The real mystery is ferromagnetism itself. QM tells us that two electrons that are close together have a very strong tendency to have their spins anti-parallel, but just the opposite is required. Somehow the inner electrons must mediate this interaction but to the best of my knowledge no one has successfully figure out how this occurs
Ferromagnetic material cooling from above the Curie point, as in, say, a lava flow, will align itself wrt the earth’s field. I’m not sure what part of that or lightning you consider “unnatural.”
Also - there is a fourth ferromagnetic material - gadolinium, whose Curie point is 16 C.

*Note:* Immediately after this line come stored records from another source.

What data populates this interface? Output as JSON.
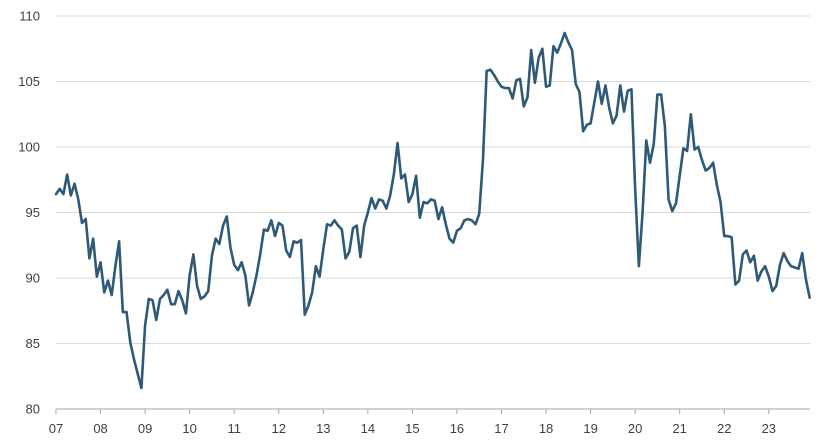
{
  "chart_data": {
    "type": "line",
    "title": "",
    "xlabel": "",
    "ylabel": "",
    "ylim": [
      80,
      110
    ],
    "y_ticks": [
      "80",
      "85",
      "90",
      "95",
      "100",
      "105",
      "110"
    ],
    "x_ticks": [
      "07",
      "08",
      "09",
      "10",
      "11",
      "12",
      "13",
      "14",
      "15",
      "16",
      "17",
      "18",
      "19",
      "20",
      "21",
      "22",
      "23"
    ],
    "grid": "horizontal",
    "legend": "none",
    "x_start_year": 2007,
    "x": [
      "2007-01",
      "2007-02",
      "2007-03",
      "2007-04",
      "2007-05",
      "2007-06",
      "2007-07",
      "2007-08",
      "2007-09",
      "2007-10",
      "2007-11",
      "2007-12",
      "2008-01",
      "2008-02",
      "2008-03",
      "2008-04",
      "2008-05",
      "2008-06",
      "2008-07",
      "2008-08",
      "2008-09",
      "2008-10",
      "2008-11",
      "2008-12",
      "2009-01",
      "2009-02",
      "2009-03",
      "2009-04",
      "2009-05",
      "2009-06",
      "2009-07",
      "2009-08",
      "2009-09",
      "2009-10",
      "2009-11",
      "2009-12",
      "2010-01",
      "2010-02",
      "2010-03",
      "2010-04",
      "2010-05",
      "2010-06",
      "2010-07",
      "2010-08",
      "2010-09",
      "2010-10",
      "2010-11",
      "2010-12",
      "2011-01",
      "2011-02",
      "2011-03",
      "2011-04",
      "2011-05",
      "2011-06",
      "2011-07",
      "2011-08",
      "2011-09",
      "2011-10",
      "2011-11",
      "2011-12",
      "2012-01",
      "2012-02",
      "2012-03",
      "2012-04",
      "2012-05",
      "2012-06",
      "2012-07",
      "2012-08",
      "2012-09",
      "2012-10",
      "2012-11",
      "2012-12",
      "2013-01",
      "2013-02",
      "2013-03",
      "2013-04",
      "2013-05",
      "2013-06",
      "2013-07",
      "2013-08",
      "2013-09",
      "2013-10",
      "2013-11",
      "2013-12",
      "2014-01",
      "2014-02",
      "2014-03",
      "2014-04",
      "2014-05",
      "2014-06",
      "2014-07",
      "2014-08",
      "2014-09",
      "2014-10",
      "2014-11",
      "2014-12",
      "2015-01",
      "2015-02",
      "2015-03",
      "2015-04",
      "2015-05",
      "2015-06",
      "2015-07",
      "2015-08",
      "2015-09",
      "2015-10",
      "2015-11",
      "2015-12",
      "2016-01",
      "2016-02",
      "2016-03",
      "2016-04",
      "2016-05",
      "2016-06",
      "2016-07",
      "2016-08",
      "2016-09",
      "2016-10",
      "2016-11",
      "2016-12",
      "2017-01",
      "2017-02",
      "2017-03",
      "2017-04",
      "2017-05",
      "2017-06",
      "2017-07",
      "2017-08",
      "2017-09",
      "2017-10",
      "2017-11",
      "2017-12",
      "2018-01",
      "2018-02",
      "2018-03",
      "2018-04",
      "2018-05",
      "2018-06",
      "2018-07",
      "2018-08",
      "2018-09",
      "2018-10",
      "2018-11",
      "2018-12",
      "2019-01",
      "2019-02",
      "2019-03",
      "2019-04",
      "2019-05",
      "2019-06",
      "2019-07",
      "2019-08",
      "2019-09",
      "2019-10",
      "2019-11",
      "2019-12",
      "2020-01",
      "2020-02",
      "2020-03",
      "2020-04",
      "2020-05",
      "2020-06",
      "2020-07",
      "2020-08",
      "2020-09",
      "2020-10",
      "2020-11",
      "2020-12",
      "2021-01",
      "2021-02",
      "2021-03",
      "2021-04",
      "2021-05",
      "2021-06",
      "2021-07",
      "2021-08",
      "2021-09",
      "2021-10",
      "2021-11",
      "2021-12",
      "2022-01",
      "2022-02",
      "2022-03",
      "2022-04",
      "2022-05",
      "2022-06",
      "2022-07",
      "2022-08",
      "2022-09",
      "2022-10",
      "2022-11",
      "2022-12",
      "2023-01",
      "2023-02",
      "2023-03",
      "2023-04",
      "2023-05",
      "2023-06",
      "2023-07",
      "2023-08",
      "2023-09",
      "2023-10",
      "2023-11",
      "2023-12"
    ],
    "series": [
      {
        "color": "#2e5a78",
        "values": [
          96.4,
          96.8,
          96.4,
          97.9,
          96.3,
          97.2,
          96.0,
          94.2,
          94.5,
          91.5,
          93.0,
          90.1,
          91.2,
          88.9,
          89.8,
          88.7,
          90.9,
          92.8,
          87.4,
          87.4,
          85.1,
          83.8,
          82.7,
          81.6,
          86.4,
          88.4,
          88.3,
          86.8,
          88.4,
          88.7,
          89.1,
          88.0,
          88.0,
          89.0,
          88.3,
          87.3,
          90.2,
          91.8,
          89.4,
          88.4,
          88.6,
          89.0,
          91.7,
          93.0,
          92.6,
          94.0,
          94.7,
          92.3,
          91.0,
          90.6,
          91.2,
          90.2,
          87.9,
          88.9,
          90.2,
          91.8,
          93.7,
          93.6,
          94.4,
          93.2,
          94.2,
          94.0,
          92.1,
          91.6,
          92.8,
          92.7,
          92.9,
          87.2,
          87.9,
          88.9,
          90.9,
          90.1,
          92.2,
          94.1,
          94.0,
          94.4,
          94.0,
          93.7,
          91.5,
          92.0,
          93.8,
          94.0,
          91.6,
          94.0,
          95.0,
          96.1,
          95.3,
          96.0,
          95.9,
          95.3,
          96.3,
          97.9,
          100.3,
          97.6,
          97.9,
          95.8,
          96.4,
          97.8,
          94.6,
          95.8,
          95.7,
          96.0,
          95.9,
          94.5,
          95.4,
          94.1,
          93.0,
          92.7,
          93.6,
          93.8,
          94.4,
          94.5,
          94.4,
          94.1,
          94.9,
          99.0,
          105.8,
          105.9,
          105.5,
          105.0,
          104.6,
          104.5,
          104.5,
          103.7,
          105.1,
          105.2,
          103.1,
          103.8,
          107.4,
          104.9,
          106.8,
          107.5,
          104.6,
          104.7,
          107.7,
          107.2,
          107.9,
          108.7,
          108.0,
          107.4,
          104.8,
          104.2,
          101.2,
          101.7,
          101.8,
          103.4,
          105.0,
          103.3,
          104.7,
          103.0,
          101.8,
          102.4,
          104.7,
          102.7,
          104.3,
          104.4,
          96.8,
          90.9,
          95.0,
          100.5,
          98.8,
          100.2,
          104.0,
          104.0,
          101.6,
          96.0,
          95.1,
          95.7,
          97.8,
          99.9,
          99.7,
          102.5,
          99.8,
          100.0,
          99.0,
          98.2,
          98.4,
          98.8,
          97.1,
          95.8,
          93.2,
          93.2,
          93.1,
          89.5,
          89.8,
          91.8,
          92.1,
          91.2,
          91.7,
          89.8,
          90.5,
          90.9,
          90.1,
          89.0,
          89.4,
          91.0,
          91.9,
          91.3,
          90.9,
          90.8,
          90.7,
          91.9,
          89.9,
          88.5
        ]
      }
    ]
  }
}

You forgot the biggest magnet: find a guy with buns of steel and put him on Queer eye for the straight guy. As the gay guys run around him they give off fagtrons which align his masculinity. Women are instantly attracted to him. The Chick Magnet.
Thanks – I vaguely remembered that gadolinium was ferromagnetic and that “high natural temperatures” put it over the Curie point.
Worth noting that iron, nickel, cobalt, and gadolinium are the four natural ferromagnetic elements – hundreds of compounds and alloys are also ferromagnetic. Many commerical magnets are made of “Alnico” – an alloy of aluminum with nickel and cobalt, which is magnetic although aluminum is not.
I believe that there are a number of other elements than those four that are ferromagnetic at cryogenic temperatures but whose Curie points are so low that they wouldn’t even work on Pluto.
I’m not sure what “male” and “female” are supposed to mean in connection with magnets, but my best guess is that you mean north and south poles. Except that every magnet must have both*. If you take a magnet with north on one end and south on the other and cut it in half, then a new north and south will form at the cut, so each piece still has a north and a south.
*Strictly speaking, magnetic monopoles do exist, but the best theoretical estimate is that there are approximately zero of them in the known Universe. I’m still not betting on there being a New Age website selling them.